Transactional Memory Everywhere: Summary
If you actually read my full set of
Transactional Memory Everywhere blog postings,
I offer my enthusiastic congratulations and heartfelt condolences.
In short, although TM offers much promise for small changes to memory-only
data structures, there are a number of issues with large-scale
transacations in real software systems:
- I/O operations,
especially
RPCs,
which cannot in general be rolled back.
-
Memory-mapping operations,
particularly when you unmap some of a given transaction's
variables from outside of that transaction.
-
Multi-threaded transactions
do not seem to be supported by most TM implementations, which means
that TM does not generally support things like pthread_create().
-
Extra-transactional accesses,
whose behavior varies greatly from one TM implementation to another.
- Time delays,
which can interact with the notion of atomicity in interesting
and ill-defined ways.
- Interactions with
locking,
particularly
reader-writer locking.
These interactions are clearly critically important if TM is
to be introduced into large existing software programs that
use locking.
Of course,
the interactions between TM and RCU
are a special interest of mine.
-
Persistent transactions are an interesting possibility.
There are forms of locking that can span address spaces,
and that can survive reboots and even operating-system upgrades.
Should TM offer similar persistence?
-
Dynamic linking and loading of functions invoked from
within transactions.
- Debugging
transactions, especially setting breakpoints within transactions
for hardware TM implementations.
- Transactions
containing the exec() system call
have interesting implications.
So, what can we conclude from the above list of issues?
- One interesting property of TM is the fact that transactions
are subject to rollback and retry.
This property underlies TM's difficulties with irreversible operations,
including unbuffered I/O, RPCs, memory-mapping operations, time delays,
and the exec() system call.
- Another interesting property of TM, noted by
Shpeisman et al.,
is that TM intertwines the synchronization with the data it protects.
This property underlies TM's issues with I/O, memory-mapping operations,
extra-transactional accesses, and debugging breakpoints.

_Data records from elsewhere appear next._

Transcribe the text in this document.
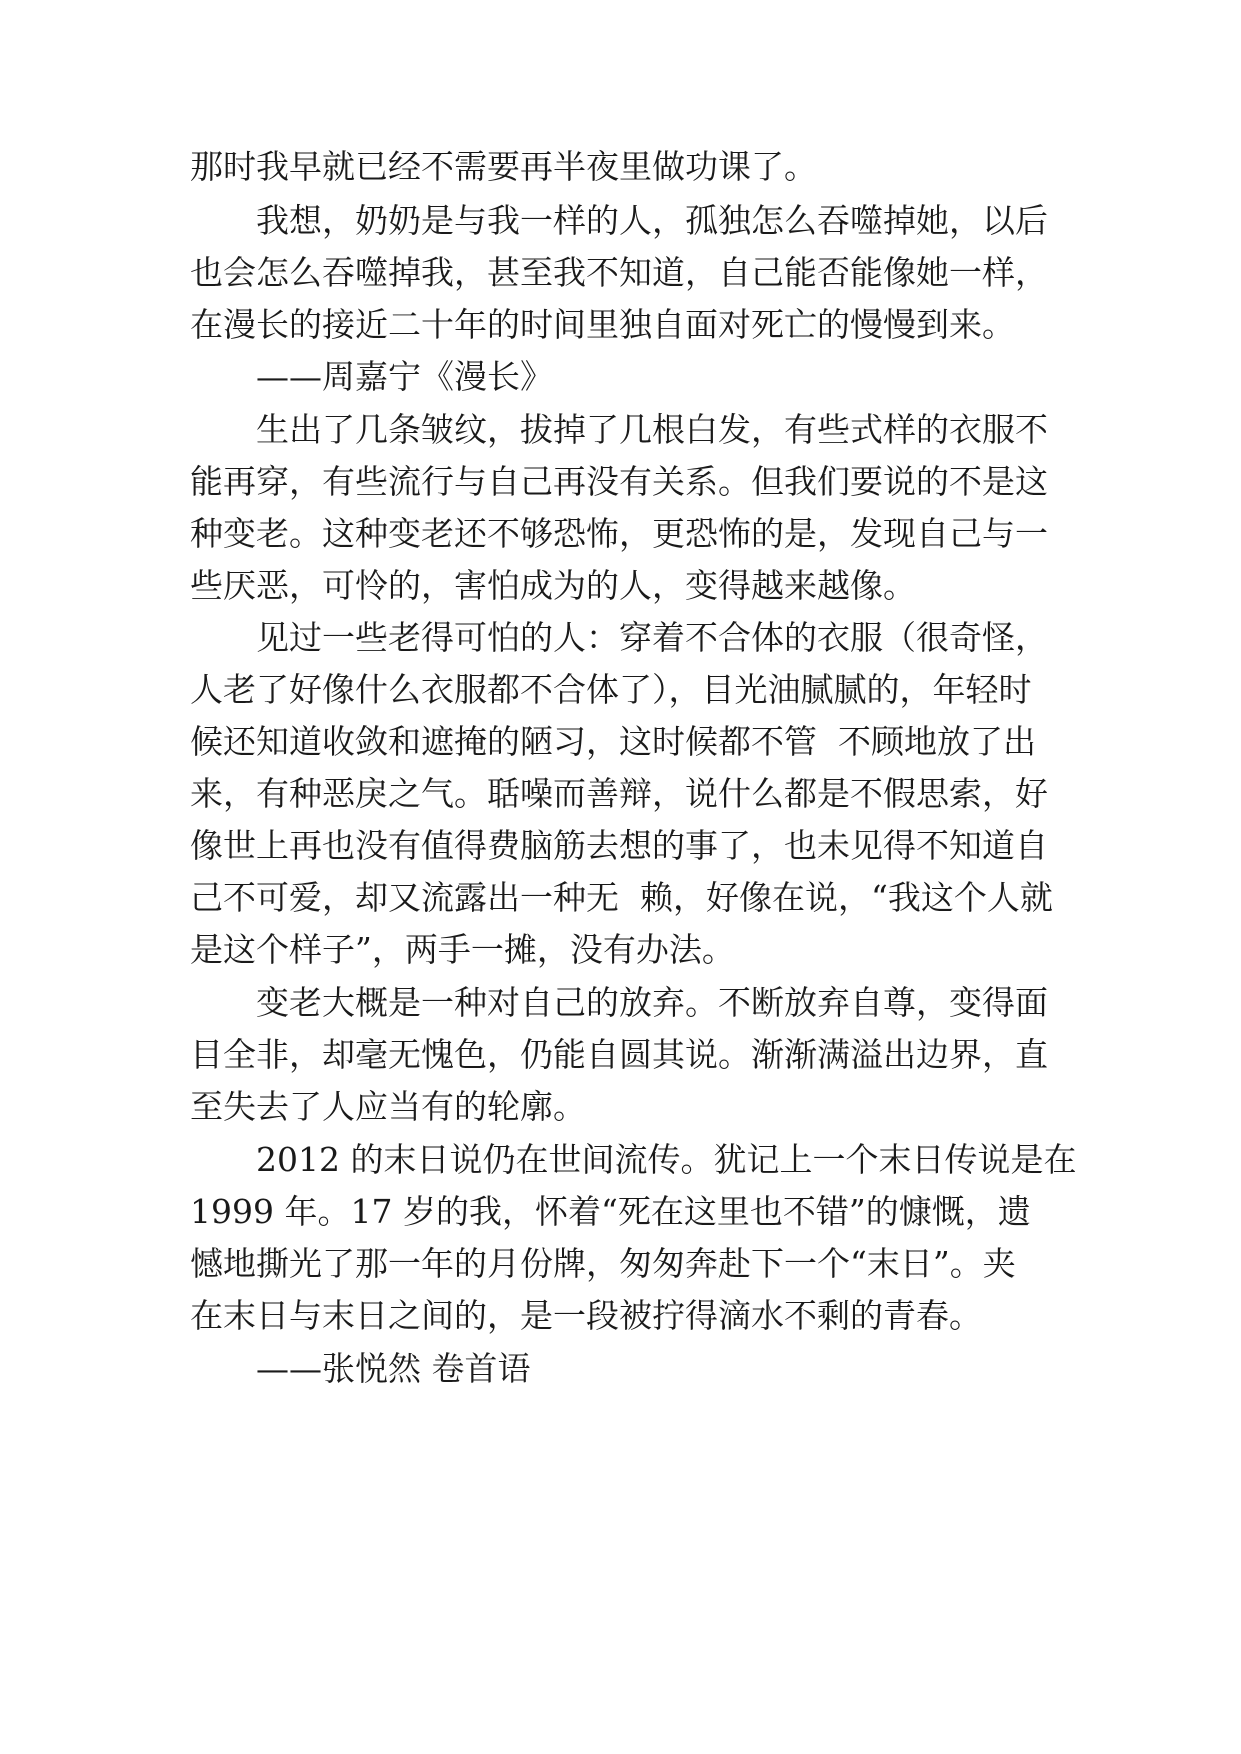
那时我早就已经不需要再半夜里做功课了。

我想，奶奶是与我一样的人，孤独怎么吞噬掉她，以后

也会怎么吞噬掉我，甚至我不知道，自己能否能像她一样，

在漫长的接近二十年的时间里独自面对死亡的慢慢到来。

——周嘉宁《漫长》

生出了几条皱纹，拔掉了几根白发，有些式样的衣服不

能再穿，有些流行与自己再没有关系。但我们要说的不是这

种变老。这种变老还不够恐怖，更恐怖的是，发现自己与一

些厌恶，可怜的，害怕成为的人，变得越来越像。

见过一些老得可怕的人：穿着不合体的衣服（很奇怪，

人老了好像什么衣服都不合体了），目光油腻腻的，年轻时

候还知道收敛和遮掩的陋习，这时候都不管  不顾地放了出

来，有种恶戾之气。聒噪而善辩，说什么都是不假思索，好

像世上再也没有值得费脑筋去想的事了，也未见得不知道自

己不可爱，却又流露出一种无  赖，好像在说，“我这个人就

是这个样子”，两手一摊，没有办法。

变老大概是一种对自己的放弃。不断放弃自尊，变得面

目全非，却毫无愧色，仍能自圆其说。渐渐满溢出边界，直

至失去了人应当有的轮廓。

2012 的末日说仍在世间流传。犹记上一个末日传说是在

1999 年。17 岁的我，怀着“死在这里也不错”的慷慨，遗

憾地撕光了那一年的月份牌，匆匆奔赴下一个“末日”。夹

在末日与末日之间的，是一段被拧得滴水不剩的青春。

——张悦然 卷首语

In contrast, conventional synchronization primitives, including
locking and RCU, maintain a clear separation between the synchronization
primitives and the data that they protect.

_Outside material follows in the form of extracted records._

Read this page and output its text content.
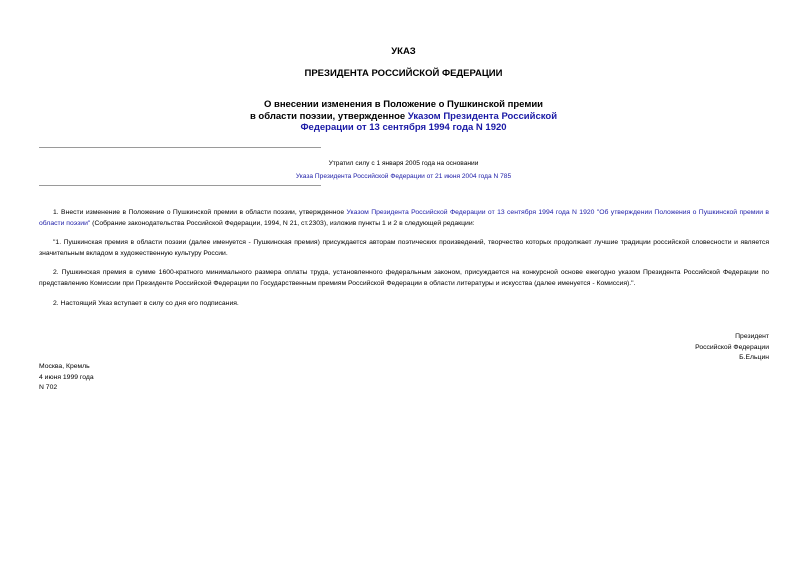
УКАЗ
ПРЕЗИДЕНТА РОССИЙСКОЙ ФЕДЕРАЦИИ
О внесении изменения в Положение о Пушкинской премии
в области поэзии, утвержденное Указом Президента Российской
Федерации от 13 сентября 1994 года N 1920
Утратил силу с 1 января 2005 года на основании
Указа Президента Российской Федерации от 21 июня 2004 года N 785

1. Внести изменение в Положение о Пушкинской премии в области поэзии, утвержденное Указом Президента Российской Федерации от 13 сентября 1994 года N 1920 "Об утверждении Положения о Пушкинской премии в области поэзии" (Собрание законодательства Российской Федерации, 1994, N 21, ст.2303), изложив пункты 1 и 2 в следующей редакции:

"1. Пушкинская премия в области поэзии (далее именуется - Пушкинская премия) присуждается авторам поэтических произведений, творчество которых продолжает лучшие традиции российской словесности и является значительным вкладом в художественную культуру России.

2. Пушкинская премия в сумме 1600-кратного минимального размера оплаты труда, установленного федеральным законом, присуждается на конкурсной основе ежегодно указом Президента Российской Федерации по представлению Комиссии при Президенте Российской Федерации по Государственным премиям Российской Федерации в области литературы и искусства (далее именуется - Комиссия).".

2. Настоящий Указ вступает в силу со дня его подписания.

Президент
Российской Федерации
Б.Ельцин
Москва, Кремль
4 июня 1999 года
N 702
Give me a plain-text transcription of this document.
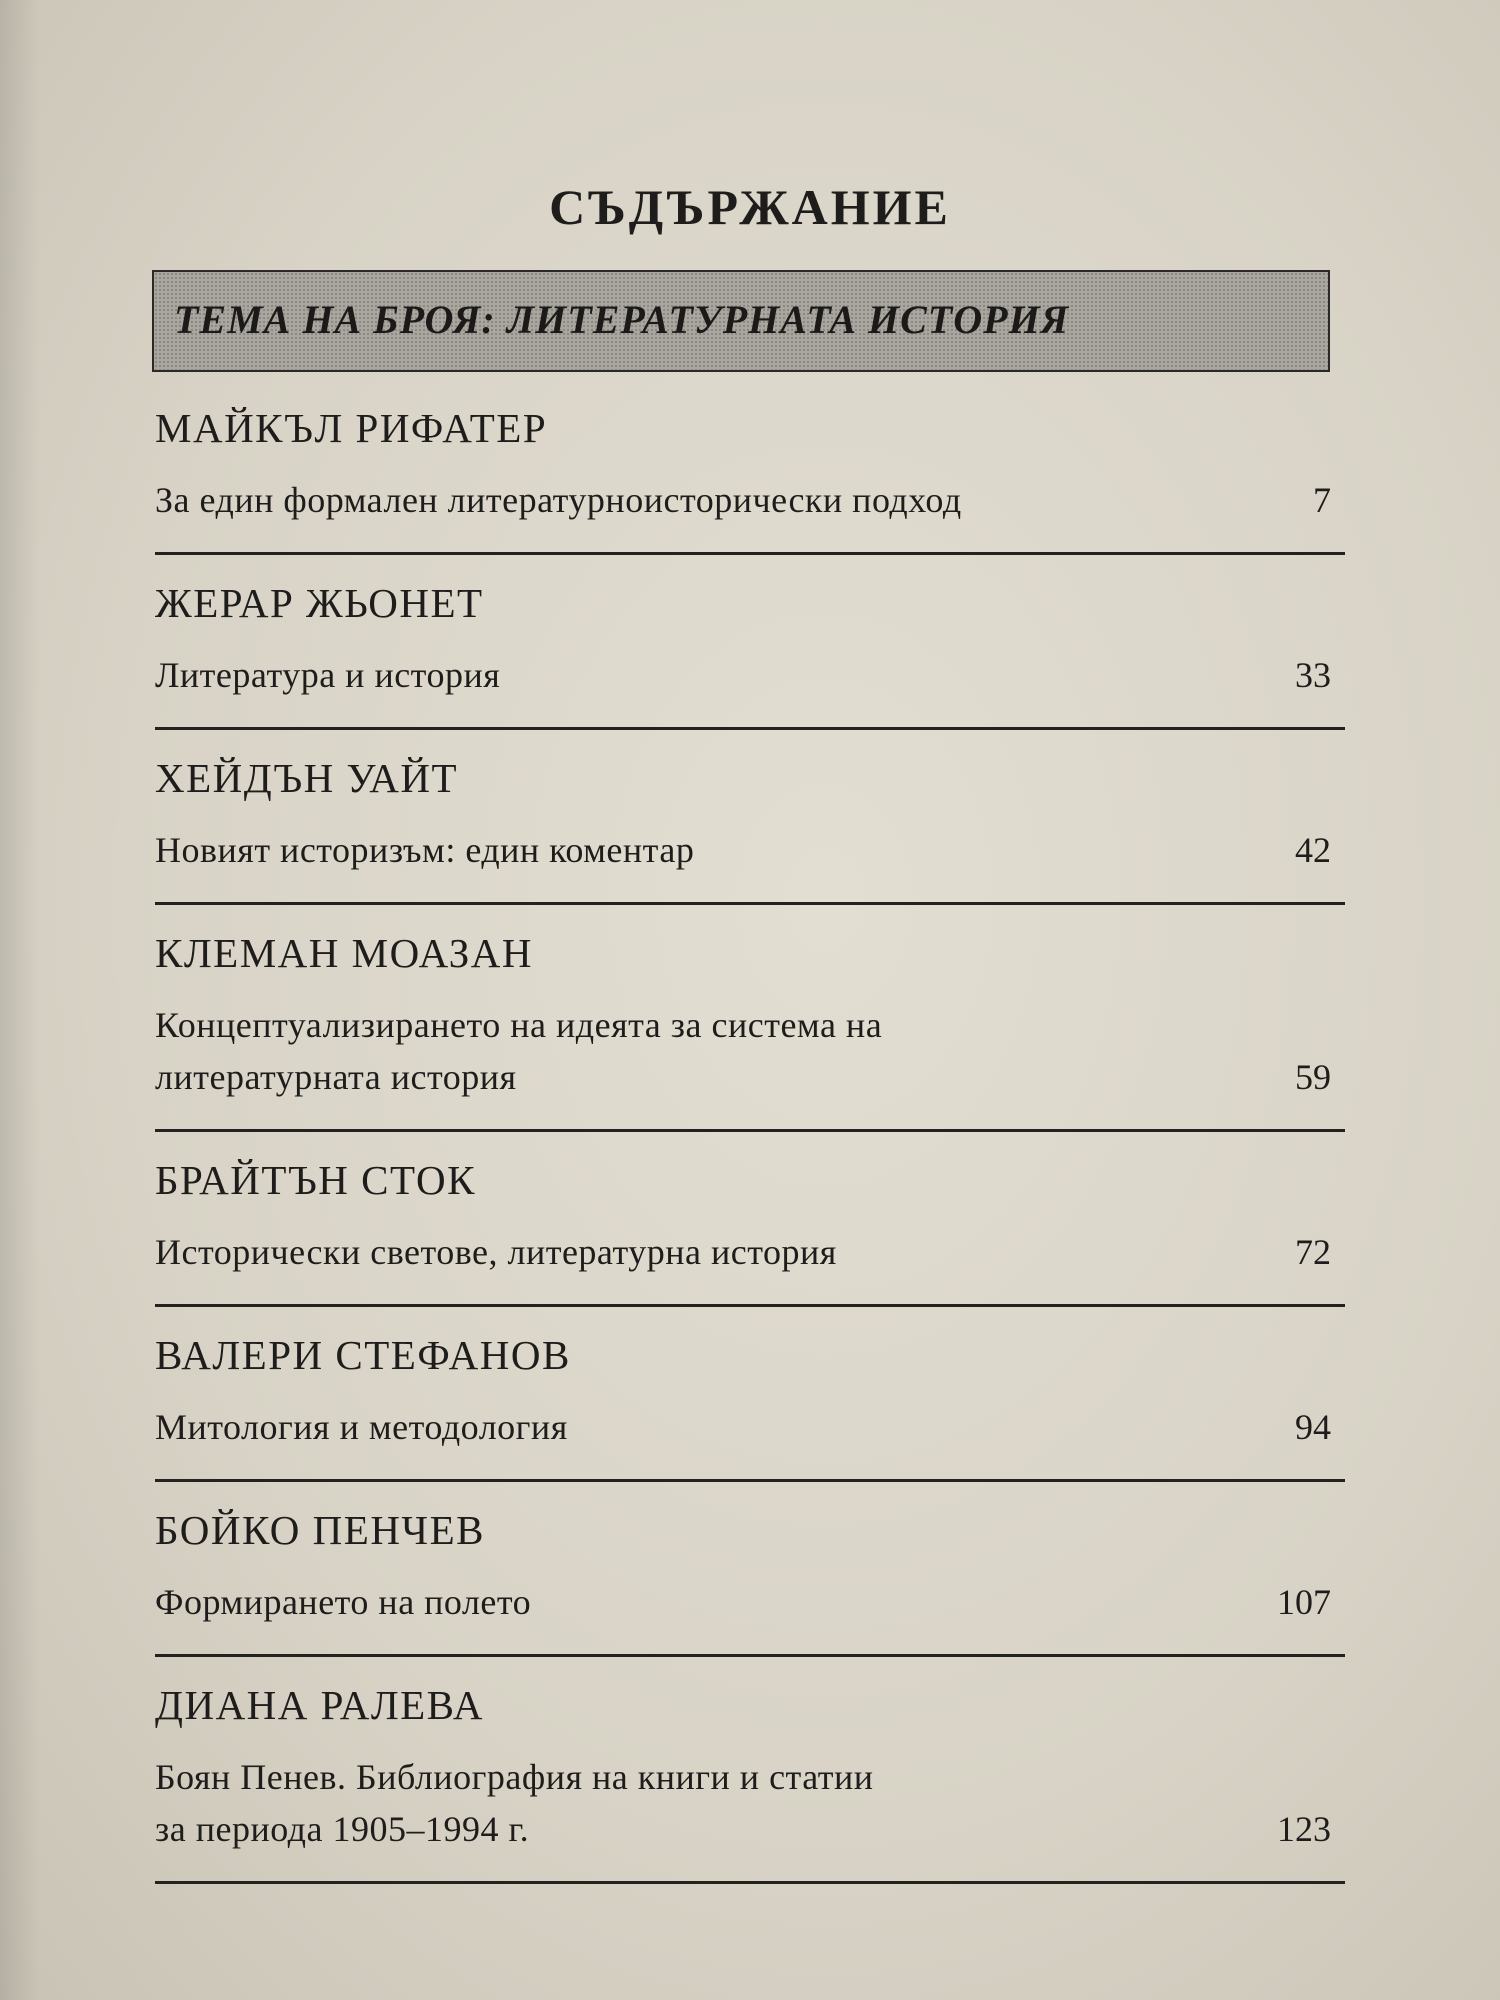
СЪДЪРЖАНИЕ
ТЕМА НА БРОЯ: ЛИТЕРАТУРНАТА ИСТОРИЯ
МАЙКЪЛ РИФАТЕР
За един формален литературноисторически подход	7
ЖЕРАР ЖЬОНЕТ
Литература и история	33
ХЕЙДЪН УАЙТ
Новият историзъм: един коментар	42
КЛЕМАН МОАЗАН
Концептуализирането на идеята за система на
литературната история	59
БРАЙТЪН СТОК
Исторически светове, литературна история	72
ВАЛЕРИ СТЕФАНОВ
Митология и методология	94
БОЙКО ПЕНЧЕВ
Формирането на полето	107
ДИАНА РАЛЕВА
Боян Пенев. Библиография на книги и статии
за периода 1905–1994 г.	123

- One of the stated goals of many workers in the TM area is to
ease parallelization of large sequential programs.
As such, individual transactions are commonly expected to execute
serially, which might do much to explain TM's issues with
multithreaded transactions.
What should TM researchers and developers do about all of this?

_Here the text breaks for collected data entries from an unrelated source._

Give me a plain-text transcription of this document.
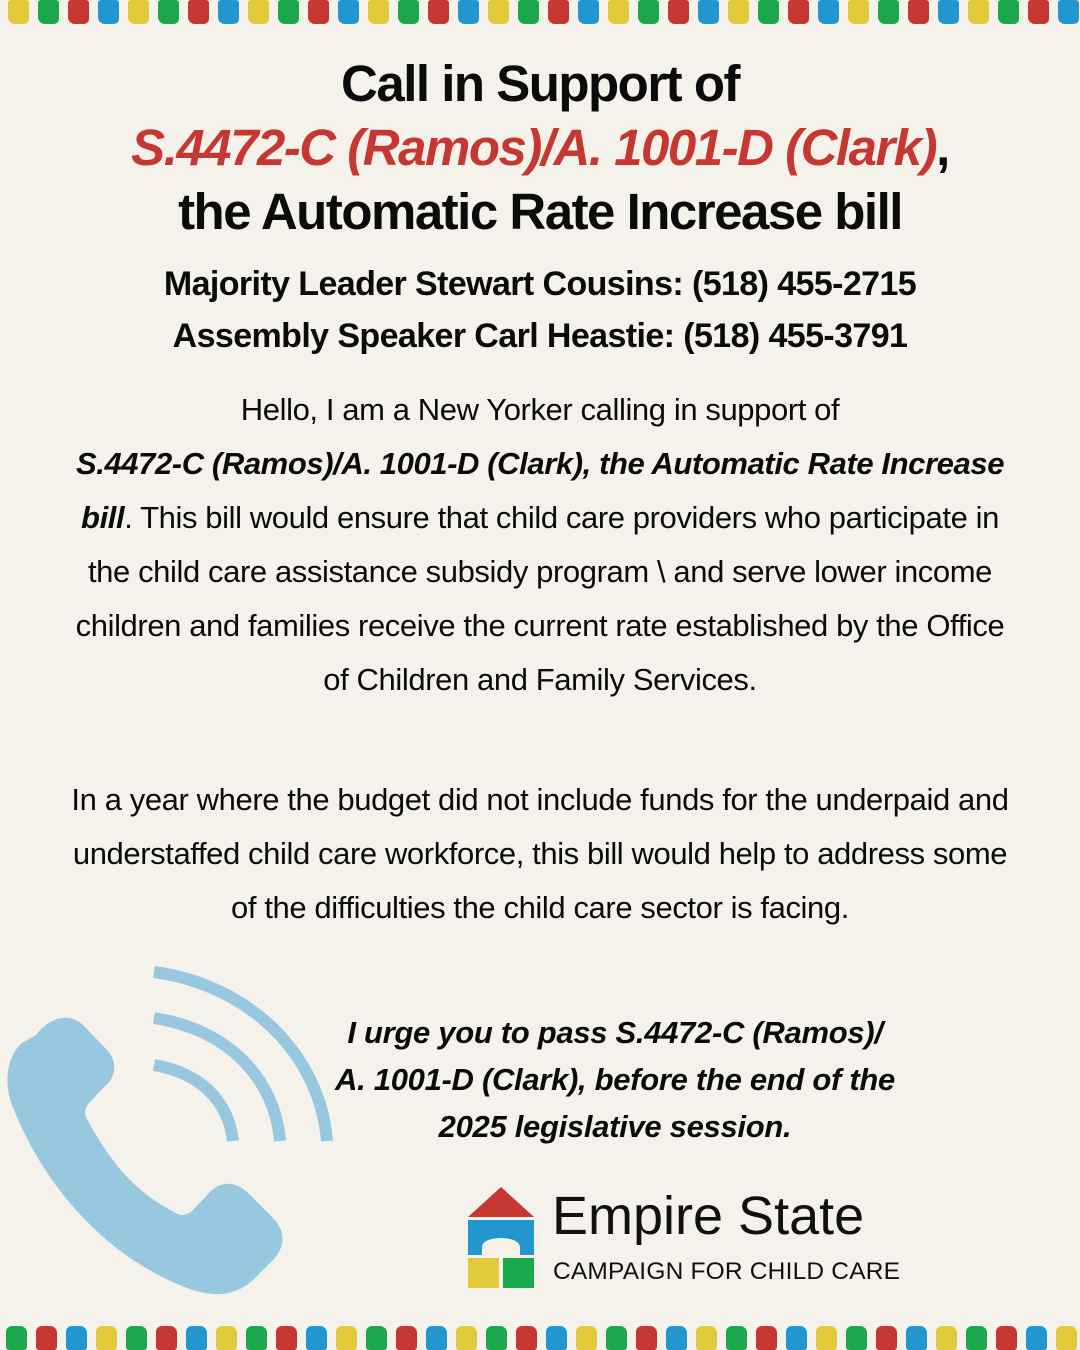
Call in Support of
S.4472-C (Ramos)/A. 1001-D (Clark),
the Automatic Rate Increase bill
Majority Leader Stewart Cousins: (518) 455-2715
Assembly Speaker Carl Heastie: (518) 455-3791
Hello, I am a New Yorker calling in support of
S.4472-C (Ramos)/A. 1001-D (Clark), the Automatic Rate Increase bill. This bill would ensure that child care providers who participate in the child care assistance subsidy program \ and serve lower income children and families receive the current rate established by the Office of Children and Family Services.
In a year where the budget did not include funds for the underpaid and understaffed child care workforce, this bill would help to address some of the difficulties the child care sector is facing.
I urge you to pass S.4472-C (Ramos)/
A. 1001-D (Clark), before the end of the
2025 legislative session.
Empire State
CAMPAIGN FOR CHILD CARE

One approach is to focus on TM in the small, focusing on situations
where hardware assist potentially provides substantial advantages
over other synchronization primitives.
This is in fact the approach Sun took with its
Rock research CPU.
Some TM researchers seem to agree with this approach, while others
have much higher hopes for TM.
Of course, it is quite possible that TM will be able to take on
larger problems, and
this series of blog posts
lists a few of the issues that must be resolved if TM is to achieve
this lofty goal.
My personal hope is that everyone involved treats this as a learning
experience.
It appears to me that TM researchers have great deal to learn from
practitioners who have successfully built large software systems using
traditional synchronization primitives.
And vice versa.